Rab Sinclair’s description of its contents had been accurate enough. Although there were a number of shelves, all of the upper and lower ones were empty. There remained just three, at eye-level, on which reposed various objects. The first of these was a cedarwood box, containing, as I had been told, a few items of jewellery. On the next shelf down rested, rather endearingly, a collection of childhood toys, including a wooden doll, still dressed in all her finery of a gold brocade gown and white lawn coif, a whipping top and a box of coloured counters, each carved in the likeness of a letter of the alphabet. And, finally, on the third shelf reposed the wedding dress of white Damascus silk.
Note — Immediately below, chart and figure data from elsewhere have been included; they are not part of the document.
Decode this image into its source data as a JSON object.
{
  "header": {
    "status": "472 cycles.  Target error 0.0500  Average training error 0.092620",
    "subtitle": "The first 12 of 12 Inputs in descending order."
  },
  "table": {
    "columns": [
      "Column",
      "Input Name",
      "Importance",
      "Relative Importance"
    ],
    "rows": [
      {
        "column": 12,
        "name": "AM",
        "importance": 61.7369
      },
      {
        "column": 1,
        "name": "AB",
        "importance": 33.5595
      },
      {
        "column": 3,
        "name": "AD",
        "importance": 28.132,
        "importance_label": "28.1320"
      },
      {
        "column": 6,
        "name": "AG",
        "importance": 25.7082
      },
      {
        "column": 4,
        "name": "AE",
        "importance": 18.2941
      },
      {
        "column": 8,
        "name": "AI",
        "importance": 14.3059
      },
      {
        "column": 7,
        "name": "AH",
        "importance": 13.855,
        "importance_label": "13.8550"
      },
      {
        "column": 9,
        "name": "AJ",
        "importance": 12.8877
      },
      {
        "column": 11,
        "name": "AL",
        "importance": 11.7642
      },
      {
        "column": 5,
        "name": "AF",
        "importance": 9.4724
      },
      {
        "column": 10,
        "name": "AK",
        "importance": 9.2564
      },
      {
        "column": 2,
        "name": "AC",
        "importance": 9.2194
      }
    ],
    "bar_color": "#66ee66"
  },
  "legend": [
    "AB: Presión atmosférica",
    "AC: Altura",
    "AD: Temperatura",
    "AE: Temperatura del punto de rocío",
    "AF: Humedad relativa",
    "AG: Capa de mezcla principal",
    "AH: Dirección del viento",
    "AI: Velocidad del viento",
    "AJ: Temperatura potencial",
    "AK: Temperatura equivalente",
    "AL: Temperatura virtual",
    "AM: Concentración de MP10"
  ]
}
I lifted it and shook out its folds, hoping against hope that something might fall to the floor; three or four sheets of parchment tied together with red ribbon. But, of course, nothing did. I felt with my hand all round the shelf. I examined all the lower shelves and stood on a stool, fetched by Maria Beton from another chamber, to make certain that the diary had not been replaced by mistake on an upper one. It wasn’t there. My companion flicked me a pitying glance; an I-told-you-so look.
But I hadn’t finished yet. I turned towards the bed.
It was then that I saw the coverlet properly in all its glory of green and gold, a pattern of leaves and branches. And the central medallion from which all this verdure sprang, was the head of the Green Man.